Why is this important? While most of us generally click absentmindedly to ‘accept cookies’ for the sites we visit, these invisible hangers-on constitute a surprisingly insidious means of tracking your behaviour across the web. Pervasive ad tracking means that someone’s entire web browsing history can be effectively recreated by third party companies – and this information can then be swapped across the web by various information resellers.

And In the wake of Yahoo’s 2016 data breaches which compromised hundreds of millions of Yahoo customers’ accounts through the use of “forged cookies”, consumers are becoming more aware of privacy and actively monitoring their cookies.

Marketing is an exchange. Let’s face it, we don’t get excited and line up to hear products pitches. We will, however, give our attention, consideration and personal information if a product or service is perceived as providing value. But, when companies are not transparent, bury ambiguous legal jargon within their Terms and Conditions, and then sell our personal information to other organizations, we draw a line in the sand. The product’s value simply isn’t worth the personal information investment.

Fortunately for marketers, first-party cookies are so commonly used on the web, that blocking them renders the Internet almost useless. So there’s no real concern that the benefits (or risks) these solutions offer will be going away any time soon. Which is why it’s important to take the time to read privacy and cookie policies and understand how your information is being used by the sites you visit.

Many Popular Web Browsers Are Fighting The Good Fight Against Third-Party Cookies.

Safari and Firefox have recently joined the fight to protect consumers’ privacy. Each is disabling third-party cookie tracking by default and taking additional measures to detect and block cryptominers and other malware from leeching off your computer.
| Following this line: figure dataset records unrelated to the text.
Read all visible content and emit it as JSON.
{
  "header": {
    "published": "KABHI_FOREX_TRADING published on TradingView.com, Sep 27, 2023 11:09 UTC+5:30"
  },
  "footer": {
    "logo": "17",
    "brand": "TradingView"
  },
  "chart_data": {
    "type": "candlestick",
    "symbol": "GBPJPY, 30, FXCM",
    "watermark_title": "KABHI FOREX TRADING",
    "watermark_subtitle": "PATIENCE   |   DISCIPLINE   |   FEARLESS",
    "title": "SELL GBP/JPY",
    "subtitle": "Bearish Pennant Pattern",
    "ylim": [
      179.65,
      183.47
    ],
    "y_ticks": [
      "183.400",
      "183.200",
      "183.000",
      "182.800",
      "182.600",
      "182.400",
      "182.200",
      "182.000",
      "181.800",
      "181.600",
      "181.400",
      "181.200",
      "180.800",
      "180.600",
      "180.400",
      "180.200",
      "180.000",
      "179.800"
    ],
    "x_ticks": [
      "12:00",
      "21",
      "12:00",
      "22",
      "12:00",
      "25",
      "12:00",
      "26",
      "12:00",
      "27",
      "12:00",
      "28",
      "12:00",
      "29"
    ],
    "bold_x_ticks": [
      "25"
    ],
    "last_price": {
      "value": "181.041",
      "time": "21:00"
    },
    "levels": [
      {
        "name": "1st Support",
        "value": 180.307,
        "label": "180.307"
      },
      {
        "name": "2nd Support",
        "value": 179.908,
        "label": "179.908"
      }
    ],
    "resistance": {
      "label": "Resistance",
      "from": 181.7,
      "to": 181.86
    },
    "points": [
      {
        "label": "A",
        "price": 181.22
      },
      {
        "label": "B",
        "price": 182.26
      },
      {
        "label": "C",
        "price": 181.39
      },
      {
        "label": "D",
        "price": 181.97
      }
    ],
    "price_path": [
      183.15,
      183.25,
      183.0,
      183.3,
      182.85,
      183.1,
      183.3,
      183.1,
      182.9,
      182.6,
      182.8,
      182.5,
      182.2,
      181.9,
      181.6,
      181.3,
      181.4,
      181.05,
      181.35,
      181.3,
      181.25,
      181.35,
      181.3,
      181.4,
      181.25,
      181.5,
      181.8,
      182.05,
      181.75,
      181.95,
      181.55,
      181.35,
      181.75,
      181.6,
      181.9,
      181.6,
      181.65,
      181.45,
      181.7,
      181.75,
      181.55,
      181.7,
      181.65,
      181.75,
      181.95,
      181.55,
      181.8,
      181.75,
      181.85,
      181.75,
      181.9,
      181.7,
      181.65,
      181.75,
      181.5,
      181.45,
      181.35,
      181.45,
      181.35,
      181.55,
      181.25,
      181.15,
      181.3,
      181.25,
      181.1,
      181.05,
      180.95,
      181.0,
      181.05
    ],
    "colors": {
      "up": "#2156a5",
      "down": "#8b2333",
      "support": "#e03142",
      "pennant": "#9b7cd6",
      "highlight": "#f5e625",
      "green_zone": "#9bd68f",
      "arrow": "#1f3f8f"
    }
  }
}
Chrome, the most popular web browser on the Internet, is lagging behind. But that’s no big surprise considering it’s owned by one of the biggest exploiters of consumer data, Google. Users can and are beginning to manually turn off third-party cookies within Chrome’s intuitive settings.

Conclusion

• Web cookies are simple text files that help brands create better digital experiences for their customers. But like most technology meant for  good, can be exploited by unethical, greedy businesses to harm consumers.
• Third-party cookies are under fire (for the creep factor) and are now being blocked by Safari and Firefox browsers.
• California’s Consumer Privacy Act is the U.S. equivalent of the EU’s General Data Protection Regulation and will require businesses to be more transparent about the data they collect, how it is used and how it can be removed.
• Consumers want easy, personalized web experiences, but not at the expense of having their personal data compromised or sold.
• Fortunately, most of the technologies we use as marketers on our websites use first-party cookies and that’s not going to change any time soon (if ever).